In parallelo, Zaia non ha mai confermato esplicitamente la volontà di ricandidarsi. Pur non smentendo le voci, ha più volte dichiarato che “la politica non è un mestiere a vita” e che “ci sono percorsi che devono avere un inizio e una fine”. Tuttavia, non ha mai escluso la possibilità di un’ulteriore candidatura, alimentando un clima di attesa strategica. I suoi sostenitori fanno notare come il governatore mantenga un altissimo indice di gradimento nei sondaggi, con oltre il 65% di opinioni favorevoli alla riconferma, anche tra elettori non leghisti. La sua figura è considerata da molti come un garante di continuità amministrativa e stabilità istituzionale in una regione da sempre decisiva per gli equilibri economici e politici nazionali.

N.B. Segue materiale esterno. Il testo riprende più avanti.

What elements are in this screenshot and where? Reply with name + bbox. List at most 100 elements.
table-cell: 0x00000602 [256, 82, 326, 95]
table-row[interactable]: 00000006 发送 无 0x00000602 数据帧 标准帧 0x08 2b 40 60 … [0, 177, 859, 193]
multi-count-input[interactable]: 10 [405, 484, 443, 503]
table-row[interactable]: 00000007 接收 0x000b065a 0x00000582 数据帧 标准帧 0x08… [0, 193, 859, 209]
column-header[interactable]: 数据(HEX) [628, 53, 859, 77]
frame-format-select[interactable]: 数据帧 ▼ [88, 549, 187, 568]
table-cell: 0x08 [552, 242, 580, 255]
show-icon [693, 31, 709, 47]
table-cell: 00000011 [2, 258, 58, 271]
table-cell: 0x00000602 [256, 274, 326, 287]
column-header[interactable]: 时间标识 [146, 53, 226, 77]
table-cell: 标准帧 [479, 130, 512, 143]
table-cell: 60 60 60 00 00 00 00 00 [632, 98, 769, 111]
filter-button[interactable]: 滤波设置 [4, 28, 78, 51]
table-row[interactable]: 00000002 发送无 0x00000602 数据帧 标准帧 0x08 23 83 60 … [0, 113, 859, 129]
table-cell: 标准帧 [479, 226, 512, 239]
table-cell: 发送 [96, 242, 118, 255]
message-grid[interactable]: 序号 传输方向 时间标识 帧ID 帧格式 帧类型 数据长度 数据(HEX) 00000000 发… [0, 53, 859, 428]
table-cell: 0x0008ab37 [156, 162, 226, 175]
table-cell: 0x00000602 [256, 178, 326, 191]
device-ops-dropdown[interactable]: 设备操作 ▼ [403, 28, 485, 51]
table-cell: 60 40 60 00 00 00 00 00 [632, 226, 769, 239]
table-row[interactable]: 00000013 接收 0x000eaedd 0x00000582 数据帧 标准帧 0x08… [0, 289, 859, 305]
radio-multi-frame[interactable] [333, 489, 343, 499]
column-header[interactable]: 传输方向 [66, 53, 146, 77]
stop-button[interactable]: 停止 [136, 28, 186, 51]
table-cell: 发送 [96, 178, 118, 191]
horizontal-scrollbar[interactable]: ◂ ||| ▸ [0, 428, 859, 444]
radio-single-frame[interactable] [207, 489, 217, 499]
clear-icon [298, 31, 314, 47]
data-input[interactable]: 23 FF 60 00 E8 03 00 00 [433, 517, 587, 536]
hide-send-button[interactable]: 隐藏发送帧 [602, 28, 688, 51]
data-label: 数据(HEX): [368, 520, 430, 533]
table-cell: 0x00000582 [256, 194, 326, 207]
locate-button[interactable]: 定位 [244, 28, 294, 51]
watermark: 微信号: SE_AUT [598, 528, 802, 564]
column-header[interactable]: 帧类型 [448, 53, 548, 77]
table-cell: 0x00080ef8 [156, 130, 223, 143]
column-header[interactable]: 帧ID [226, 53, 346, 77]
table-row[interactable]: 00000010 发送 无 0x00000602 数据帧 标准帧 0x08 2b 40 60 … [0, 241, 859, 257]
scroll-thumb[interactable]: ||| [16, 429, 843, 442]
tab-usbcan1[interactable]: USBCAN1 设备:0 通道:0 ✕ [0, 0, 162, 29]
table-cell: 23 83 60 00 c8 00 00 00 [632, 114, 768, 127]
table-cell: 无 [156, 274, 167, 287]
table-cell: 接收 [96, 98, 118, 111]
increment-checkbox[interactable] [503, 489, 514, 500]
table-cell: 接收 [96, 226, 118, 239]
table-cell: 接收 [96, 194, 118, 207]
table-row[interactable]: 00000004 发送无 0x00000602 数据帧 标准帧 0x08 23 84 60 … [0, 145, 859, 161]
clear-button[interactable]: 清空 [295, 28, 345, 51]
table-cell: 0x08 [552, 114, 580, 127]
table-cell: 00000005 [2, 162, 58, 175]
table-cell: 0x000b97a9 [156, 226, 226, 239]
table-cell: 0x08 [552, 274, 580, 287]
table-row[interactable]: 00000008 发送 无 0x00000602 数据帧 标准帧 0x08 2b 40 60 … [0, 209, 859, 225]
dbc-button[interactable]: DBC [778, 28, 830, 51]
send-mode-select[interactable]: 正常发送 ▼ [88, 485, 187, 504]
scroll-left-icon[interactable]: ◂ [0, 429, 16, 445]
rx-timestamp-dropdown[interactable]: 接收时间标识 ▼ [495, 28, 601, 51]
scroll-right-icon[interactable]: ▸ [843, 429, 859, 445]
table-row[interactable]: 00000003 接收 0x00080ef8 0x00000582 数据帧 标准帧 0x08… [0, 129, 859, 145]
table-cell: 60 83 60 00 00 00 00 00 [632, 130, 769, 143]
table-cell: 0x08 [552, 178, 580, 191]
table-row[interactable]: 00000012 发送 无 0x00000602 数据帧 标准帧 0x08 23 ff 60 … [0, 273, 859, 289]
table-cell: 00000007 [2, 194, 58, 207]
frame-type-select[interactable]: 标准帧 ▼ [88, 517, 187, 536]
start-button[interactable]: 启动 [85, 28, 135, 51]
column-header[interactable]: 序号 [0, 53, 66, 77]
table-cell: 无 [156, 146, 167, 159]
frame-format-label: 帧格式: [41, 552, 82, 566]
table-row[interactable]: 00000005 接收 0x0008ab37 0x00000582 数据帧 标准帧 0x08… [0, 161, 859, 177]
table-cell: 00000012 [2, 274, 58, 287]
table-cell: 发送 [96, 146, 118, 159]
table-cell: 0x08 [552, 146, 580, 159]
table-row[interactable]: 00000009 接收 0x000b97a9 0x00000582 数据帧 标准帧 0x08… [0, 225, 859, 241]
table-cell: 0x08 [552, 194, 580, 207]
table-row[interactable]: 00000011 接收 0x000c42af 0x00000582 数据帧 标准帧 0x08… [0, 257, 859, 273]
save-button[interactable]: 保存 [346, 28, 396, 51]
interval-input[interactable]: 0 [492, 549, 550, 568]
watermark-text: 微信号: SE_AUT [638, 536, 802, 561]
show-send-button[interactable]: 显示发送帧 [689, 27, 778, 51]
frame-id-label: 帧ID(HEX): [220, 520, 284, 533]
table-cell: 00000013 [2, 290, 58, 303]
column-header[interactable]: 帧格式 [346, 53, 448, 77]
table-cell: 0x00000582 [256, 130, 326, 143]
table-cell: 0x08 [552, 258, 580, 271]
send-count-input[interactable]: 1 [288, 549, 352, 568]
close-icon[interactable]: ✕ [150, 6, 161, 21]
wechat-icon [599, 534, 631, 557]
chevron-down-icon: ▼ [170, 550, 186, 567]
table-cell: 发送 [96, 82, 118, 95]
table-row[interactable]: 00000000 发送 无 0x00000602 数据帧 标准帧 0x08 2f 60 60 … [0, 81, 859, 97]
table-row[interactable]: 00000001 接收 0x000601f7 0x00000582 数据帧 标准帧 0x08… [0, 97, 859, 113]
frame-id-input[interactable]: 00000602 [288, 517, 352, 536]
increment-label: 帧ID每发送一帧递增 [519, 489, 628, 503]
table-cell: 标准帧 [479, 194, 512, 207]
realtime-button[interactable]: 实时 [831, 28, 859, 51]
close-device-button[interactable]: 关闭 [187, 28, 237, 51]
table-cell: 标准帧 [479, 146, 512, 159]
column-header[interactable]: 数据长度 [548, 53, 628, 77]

Il tema del terzo mandato non riguarda solo il Veneto. Anche in Liguria e in Puglia, seppure con dinamiche diverse, si stanno valutando ipotesi di ricandidatura per governatori in carica da dieci anni. La questione rischia quindi di diventare una variabile nazionale, con effetti su più fronti e potenziali ripercussioni anche sull’assetto costituzionale del rapporto tra Stato e Regioni. La conferenza delle Regioni ha chiesto al Governo un pronunciamento chiaro, magari attraverso una circolare interpretativa del Ministero dell’Interno o un intervento della Corte Costituzionale sollecitato tramite conflitto di attribuzione.


Nel frattempo, in Veneto il dibattito pubblico si infiamma. I sostenitori di Zaia, tra cui numerosi sindaci e rappresentanti del mondo economico, industriale e sanitario, chiedono di superare i limiti formali per non disperdere l’esperienza amministrativa maturata in quindici anni di governo. Gli oppositori denunciano il rischio di cristallizzazione del potere e invocano un ricambio generazionale nella politica regionale. Le associazioni civiche sono divise, mentre le opposizioni di centrosinistra osservano con interesse la spaccatura nel centrodestra, vedendo nella paralisi decisionale un’opportunità di rilancio.


Il centrodestra veneto appare dunque a un bivio. La strategia della Lega, fondata sulla continuità, si scontra con l’ambizione di FdI di affermarsi anche a livello regionale come primo partito. In questo contesto di tensione, non si può escludere l’emergere di una candidatura civica o di compromesso, in grado di tenere unita la coalizione. Ma ogni passo è condizionato dal nodo legislativo, che rimane ancora aperto. Il tempo stringe, i calendari parlamentari sono fitti, e la finestra utile per modificare la legge elettorale o introdurre deroghe normative si restringe ogni settimana. Tutto mentre Zaia resta silente, ma al centro della scena.